Determine $\alpha$, where $$ \alpha \equiv \sup \left\{r \in \mathbb{R} : \lim_{n \to \infty} \frac{r^n n!}{n^n} = 0 \right\} $$
Some Observations
We clearly have $\alpha \geq 1$ since $$ \lim_{n \to \infty} \frac{n!}{n^n} = 0 $$ Moreover, Wolframalpha tells me $$ \lim_{n \to \infty} \frac{4^n n!}{n^n} = \infty $$ so $\alpha \leq 4$.
A basic estimate shows that $$ 0 \leq \frac{r^n n!}{n^n} \leq \frac{r^n}{2^n} \left(1 + \frac{1}{n} \right)^n $$ which may be some kind of clue.
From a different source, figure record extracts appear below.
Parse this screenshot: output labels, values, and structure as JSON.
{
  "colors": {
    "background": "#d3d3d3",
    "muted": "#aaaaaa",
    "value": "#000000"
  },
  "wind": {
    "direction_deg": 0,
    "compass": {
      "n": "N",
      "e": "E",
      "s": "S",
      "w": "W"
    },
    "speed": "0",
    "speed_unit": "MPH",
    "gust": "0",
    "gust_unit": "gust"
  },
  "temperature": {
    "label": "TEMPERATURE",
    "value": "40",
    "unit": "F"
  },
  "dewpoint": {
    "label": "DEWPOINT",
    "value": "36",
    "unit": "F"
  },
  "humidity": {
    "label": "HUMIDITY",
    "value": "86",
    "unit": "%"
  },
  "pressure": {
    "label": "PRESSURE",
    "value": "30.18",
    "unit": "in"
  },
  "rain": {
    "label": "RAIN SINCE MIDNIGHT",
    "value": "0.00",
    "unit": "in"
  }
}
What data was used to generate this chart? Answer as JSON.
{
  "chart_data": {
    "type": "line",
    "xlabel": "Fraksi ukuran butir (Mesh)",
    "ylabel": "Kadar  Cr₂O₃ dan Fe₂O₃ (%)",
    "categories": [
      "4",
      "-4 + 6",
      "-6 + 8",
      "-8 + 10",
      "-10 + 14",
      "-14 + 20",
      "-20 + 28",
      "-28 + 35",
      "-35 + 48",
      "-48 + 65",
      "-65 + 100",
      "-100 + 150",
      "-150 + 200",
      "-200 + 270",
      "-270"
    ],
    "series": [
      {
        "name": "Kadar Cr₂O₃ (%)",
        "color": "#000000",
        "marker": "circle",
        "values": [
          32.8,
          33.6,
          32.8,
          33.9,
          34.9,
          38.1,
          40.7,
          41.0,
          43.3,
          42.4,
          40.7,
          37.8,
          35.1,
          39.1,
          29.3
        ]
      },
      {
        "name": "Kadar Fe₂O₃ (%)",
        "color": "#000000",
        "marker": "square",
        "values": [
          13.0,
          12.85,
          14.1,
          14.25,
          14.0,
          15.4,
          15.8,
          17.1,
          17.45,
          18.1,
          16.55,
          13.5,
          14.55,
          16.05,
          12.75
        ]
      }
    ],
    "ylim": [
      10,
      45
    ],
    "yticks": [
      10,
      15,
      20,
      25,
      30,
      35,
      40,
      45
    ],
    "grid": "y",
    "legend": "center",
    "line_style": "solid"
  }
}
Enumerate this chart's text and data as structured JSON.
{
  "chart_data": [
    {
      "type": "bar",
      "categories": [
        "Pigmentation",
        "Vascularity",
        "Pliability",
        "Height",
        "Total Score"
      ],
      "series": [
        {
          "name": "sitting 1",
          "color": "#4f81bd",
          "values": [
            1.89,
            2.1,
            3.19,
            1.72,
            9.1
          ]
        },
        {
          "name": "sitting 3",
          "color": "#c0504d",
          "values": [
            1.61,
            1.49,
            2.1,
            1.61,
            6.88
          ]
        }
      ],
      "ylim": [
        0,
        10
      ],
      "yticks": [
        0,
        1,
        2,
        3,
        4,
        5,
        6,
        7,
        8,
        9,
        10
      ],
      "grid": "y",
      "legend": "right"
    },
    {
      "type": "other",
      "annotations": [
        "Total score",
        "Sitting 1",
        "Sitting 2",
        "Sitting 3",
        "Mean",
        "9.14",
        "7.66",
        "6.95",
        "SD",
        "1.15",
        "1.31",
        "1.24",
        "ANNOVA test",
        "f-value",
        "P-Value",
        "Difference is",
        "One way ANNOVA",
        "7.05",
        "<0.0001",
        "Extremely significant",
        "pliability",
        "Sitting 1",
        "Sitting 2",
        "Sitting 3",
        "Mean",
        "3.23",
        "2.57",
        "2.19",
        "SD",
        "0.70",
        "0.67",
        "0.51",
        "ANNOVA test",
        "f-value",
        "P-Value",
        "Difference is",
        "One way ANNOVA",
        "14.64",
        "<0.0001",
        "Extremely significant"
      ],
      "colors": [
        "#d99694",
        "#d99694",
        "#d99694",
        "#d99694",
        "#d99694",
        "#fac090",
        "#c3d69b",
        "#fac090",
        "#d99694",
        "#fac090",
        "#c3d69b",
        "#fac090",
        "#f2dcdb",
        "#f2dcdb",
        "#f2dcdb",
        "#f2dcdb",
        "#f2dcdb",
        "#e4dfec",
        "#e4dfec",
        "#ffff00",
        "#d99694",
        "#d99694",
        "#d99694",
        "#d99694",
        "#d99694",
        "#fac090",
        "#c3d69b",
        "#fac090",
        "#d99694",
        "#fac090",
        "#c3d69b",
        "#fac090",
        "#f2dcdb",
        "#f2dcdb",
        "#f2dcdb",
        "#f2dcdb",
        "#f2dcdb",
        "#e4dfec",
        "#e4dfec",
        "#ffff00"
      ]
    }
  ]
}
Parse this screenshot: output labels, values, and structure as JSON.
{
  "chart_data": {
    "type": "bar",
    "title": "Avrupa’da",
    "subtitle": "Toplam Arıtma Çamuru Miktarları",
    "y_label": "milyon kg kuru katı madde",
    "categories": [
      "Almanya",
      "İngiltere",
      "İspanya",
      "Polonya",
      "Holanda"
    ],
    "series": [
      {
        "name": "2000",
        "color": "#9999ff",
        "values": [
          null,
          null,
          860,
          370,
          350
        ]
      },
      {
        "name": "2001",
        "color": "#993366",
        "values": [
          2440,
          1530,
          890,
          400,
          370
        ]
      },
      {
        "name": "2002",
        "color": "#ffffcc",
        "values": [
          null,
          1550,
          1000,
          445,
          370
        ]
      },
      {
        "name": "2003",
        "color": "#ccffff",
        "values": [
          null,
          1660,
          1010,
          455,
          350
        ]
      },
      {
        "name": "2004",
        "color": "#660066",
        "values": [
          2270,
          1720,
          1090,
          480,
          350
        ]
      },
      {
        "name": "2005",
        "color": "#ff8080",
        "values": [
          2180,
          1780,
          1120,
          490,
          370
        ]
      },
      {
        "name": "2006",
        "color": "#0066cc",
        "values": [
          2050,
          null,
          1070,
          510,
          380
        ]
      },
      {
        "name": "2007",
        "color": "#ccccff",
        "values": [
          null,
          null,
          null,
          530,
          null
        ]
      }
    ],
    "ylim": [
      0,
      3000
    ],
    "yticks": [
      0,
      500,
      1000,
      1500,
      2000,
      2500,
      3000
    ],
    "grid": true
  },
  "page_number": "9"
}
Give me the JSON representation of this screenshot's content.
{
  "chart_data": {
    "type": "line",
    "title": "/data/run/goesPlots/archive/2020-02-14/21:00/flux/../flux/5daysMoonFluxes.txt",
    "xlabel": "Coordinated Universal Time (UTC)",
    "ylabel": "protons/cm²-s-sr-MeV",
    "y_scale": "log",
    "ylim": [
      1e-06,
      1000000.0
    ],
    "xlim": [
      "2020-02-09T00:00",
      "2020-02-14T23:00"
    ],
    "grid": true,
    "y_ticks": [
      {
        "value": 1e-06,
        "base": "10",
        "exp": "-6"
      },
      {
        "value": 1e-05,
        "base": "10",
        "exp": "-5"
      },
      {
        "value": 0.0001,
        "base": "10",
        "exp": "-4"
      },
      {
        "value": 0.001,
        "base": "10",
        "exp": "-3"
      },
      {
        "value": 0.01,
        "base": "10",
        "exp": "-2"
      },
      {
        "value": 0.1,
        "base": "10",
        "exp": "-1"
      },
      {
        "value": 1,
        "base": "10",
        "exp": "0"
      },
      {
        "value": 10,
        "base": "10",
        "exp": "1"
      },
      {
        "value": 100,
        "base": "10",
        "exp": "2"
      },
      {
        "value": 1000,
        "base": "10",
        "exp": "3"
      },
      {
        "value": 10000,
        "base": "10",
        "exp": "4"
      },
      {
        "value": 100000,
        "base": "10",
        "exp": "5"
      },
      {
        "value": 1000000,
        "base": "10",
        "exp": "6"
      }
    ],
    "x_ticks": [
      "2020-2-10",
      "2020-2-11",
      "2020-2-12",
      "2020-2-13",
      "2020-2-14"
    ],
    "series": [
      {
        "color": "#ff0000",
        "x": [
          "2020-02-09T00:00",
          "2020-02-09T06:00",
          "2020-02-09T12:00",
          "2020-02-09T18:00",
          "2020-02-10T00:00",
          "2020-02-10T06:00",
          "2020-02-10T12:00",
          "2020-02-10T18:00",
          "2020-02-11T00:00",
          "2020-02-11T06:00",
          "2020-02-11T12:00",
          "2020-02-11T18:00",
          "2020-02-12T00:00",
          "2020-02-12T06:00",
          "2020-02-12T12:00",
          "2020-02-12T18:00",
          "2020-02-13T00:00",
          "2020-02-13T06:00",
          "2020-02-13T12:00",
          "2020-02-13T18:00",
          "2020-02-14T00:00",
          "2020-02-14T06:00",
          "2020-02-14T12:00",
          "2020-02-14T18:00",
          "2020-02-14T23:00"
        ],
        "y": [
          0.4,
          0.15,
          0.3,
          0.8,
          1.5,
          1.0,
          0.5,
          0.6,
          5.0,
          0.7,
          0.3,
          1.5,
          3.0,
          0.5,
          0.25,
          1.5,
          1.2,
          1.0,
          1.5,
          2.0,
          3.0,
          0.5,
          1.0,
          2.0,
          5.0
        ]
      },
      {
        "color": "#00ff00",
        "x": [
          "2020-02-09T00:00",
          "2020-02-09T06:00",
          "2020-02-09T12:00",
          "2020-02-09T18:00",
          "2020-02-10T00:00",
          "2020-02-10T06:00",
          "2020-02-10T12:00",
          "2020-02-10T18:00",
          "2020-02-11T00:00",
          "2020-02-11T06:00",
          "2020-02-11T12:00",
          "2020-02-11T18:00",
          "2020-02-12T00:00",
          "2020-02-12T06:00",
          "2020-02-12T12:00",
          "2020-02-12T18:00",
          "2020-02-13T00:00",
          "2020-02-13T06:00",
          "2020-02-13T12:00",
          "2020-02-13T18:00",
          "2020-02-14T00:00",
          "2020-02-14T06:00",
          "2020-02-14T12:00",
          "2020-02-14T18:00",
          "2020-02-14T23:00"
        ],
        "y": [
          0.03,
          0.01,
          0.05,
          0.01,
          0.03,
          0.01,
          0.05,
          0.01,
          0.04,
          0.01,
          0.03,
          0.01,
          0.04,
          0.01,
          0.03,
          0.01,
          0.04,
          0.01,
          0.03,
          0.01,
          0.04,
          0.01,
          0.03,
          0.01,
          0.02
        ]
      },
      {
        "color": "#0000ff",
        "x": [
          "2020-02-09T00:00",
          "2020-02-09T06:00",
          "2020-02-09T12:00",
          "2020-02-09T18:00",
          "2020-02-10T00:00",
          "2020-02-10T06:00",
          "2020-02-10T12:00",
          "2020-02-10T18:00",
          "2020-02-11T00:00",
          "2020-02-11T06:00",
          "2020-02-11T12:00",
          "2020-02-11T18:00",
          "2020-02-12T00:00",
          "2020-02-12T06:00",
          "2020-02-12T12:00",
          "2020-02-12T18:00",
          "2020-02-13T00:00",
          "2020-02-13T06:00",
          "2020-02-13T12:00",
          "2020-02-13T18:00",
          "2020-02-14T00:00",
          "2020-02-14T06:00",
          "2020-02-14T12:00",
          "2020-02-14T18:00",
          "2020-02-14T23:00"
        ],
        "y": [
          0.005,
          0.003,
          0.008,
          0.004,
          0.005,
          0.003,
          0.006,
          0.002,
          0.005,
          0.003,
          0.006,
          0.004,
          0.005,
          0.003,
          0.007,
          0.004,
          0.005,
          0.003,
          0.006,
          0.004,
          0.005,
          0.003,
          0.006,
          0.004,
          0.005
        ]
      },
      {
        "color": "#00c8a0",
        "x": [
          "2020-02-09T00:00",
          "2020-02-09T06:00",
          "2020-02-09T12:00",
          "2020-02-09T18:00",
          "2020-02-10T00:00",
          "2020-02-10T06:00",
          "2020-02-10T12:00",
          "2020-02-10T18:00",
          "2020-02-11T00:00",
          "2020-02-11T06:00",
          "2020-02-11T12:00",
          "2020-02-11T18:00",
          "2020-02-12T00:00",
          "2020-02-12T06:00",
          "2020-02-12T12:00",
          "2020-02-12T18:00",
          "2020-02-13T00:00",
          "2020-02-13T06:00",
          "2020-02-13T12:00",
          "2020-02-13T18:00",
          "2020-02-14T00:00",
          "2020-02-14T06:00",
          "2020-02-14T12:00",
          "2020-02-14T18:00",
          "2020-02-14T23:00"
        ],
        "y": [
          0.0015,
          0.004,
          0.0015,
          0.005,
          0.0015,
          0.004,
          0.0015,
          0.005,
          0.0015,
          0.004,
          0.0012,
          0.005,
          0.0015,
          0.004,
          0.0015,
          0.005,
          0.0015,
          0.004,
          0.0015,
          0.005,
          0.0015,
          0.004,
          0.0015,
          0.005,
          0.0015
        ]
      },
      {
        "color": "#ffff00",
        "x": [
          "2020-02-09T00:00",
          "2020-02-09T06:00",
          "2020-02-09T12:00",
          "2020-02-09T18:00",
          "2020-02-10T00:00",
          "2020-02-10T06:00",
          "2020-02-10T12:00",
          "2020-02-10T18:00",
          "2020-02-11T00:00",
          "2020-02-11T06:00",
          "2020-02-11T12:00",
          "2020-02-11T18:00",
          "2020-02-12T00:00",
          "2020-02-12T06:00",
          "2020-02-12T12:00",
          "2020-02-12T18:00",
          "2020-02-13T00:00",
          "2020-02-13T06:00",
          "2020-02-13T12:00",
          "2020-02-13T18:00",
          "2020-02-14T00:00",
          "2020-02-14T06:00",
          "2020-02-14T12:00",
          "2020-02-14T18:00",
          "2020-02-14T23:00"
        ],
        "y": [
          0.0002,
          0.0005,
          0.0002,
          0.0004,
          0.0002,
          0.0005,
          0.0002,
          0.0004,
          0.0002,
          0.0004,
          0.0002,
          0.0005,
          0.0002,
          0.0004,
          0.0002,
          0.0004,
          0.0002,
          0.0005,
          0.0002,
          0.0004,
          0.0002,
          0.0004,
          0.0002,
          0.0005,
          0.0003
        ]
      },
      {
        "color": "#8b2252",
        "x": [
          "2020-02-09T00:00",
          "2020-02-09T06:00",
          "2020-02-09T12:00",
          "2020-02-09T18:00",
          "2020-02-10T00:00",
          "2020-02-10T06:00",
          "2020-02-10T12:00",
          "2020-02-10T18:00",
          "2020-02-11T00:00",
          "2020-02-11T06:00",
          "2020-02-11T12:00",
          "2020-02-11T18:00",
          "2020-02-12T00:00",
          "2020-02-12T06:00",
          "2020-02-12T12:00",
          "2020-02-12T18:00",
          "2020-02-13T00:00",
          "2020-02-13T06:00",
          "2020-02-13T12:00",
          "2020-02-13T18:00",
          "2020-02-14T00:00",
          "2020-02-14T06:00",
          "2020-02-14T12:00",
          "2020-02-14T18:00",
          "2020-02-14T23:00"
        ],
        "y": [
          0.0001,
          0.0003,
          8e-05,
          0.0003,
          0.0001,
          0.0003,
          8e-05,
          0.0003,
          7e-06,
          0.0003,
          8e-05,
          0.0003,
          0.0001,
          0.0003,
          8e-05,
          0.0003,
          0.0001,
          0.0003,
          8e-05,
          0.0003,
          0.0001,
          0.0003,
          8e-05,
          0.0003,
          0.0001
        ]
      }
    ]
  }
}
This is reminiscent of Stirling's approximation, which says $$ \lim_{n \to \infty} \frac{e^n n!}{n^{n + \frac{1}{2}}} = \sqrt{2\pi} $$ But the $n + \frac{1}{2}$ in the exponent in the denominator prevents us from simply concluding that $\alpha = e$
Playing around in Wolframalpha, it seems like $\alpha = e$ is a good conjecture, but I haven't been able to confirm it. I also have no idea how to prove it.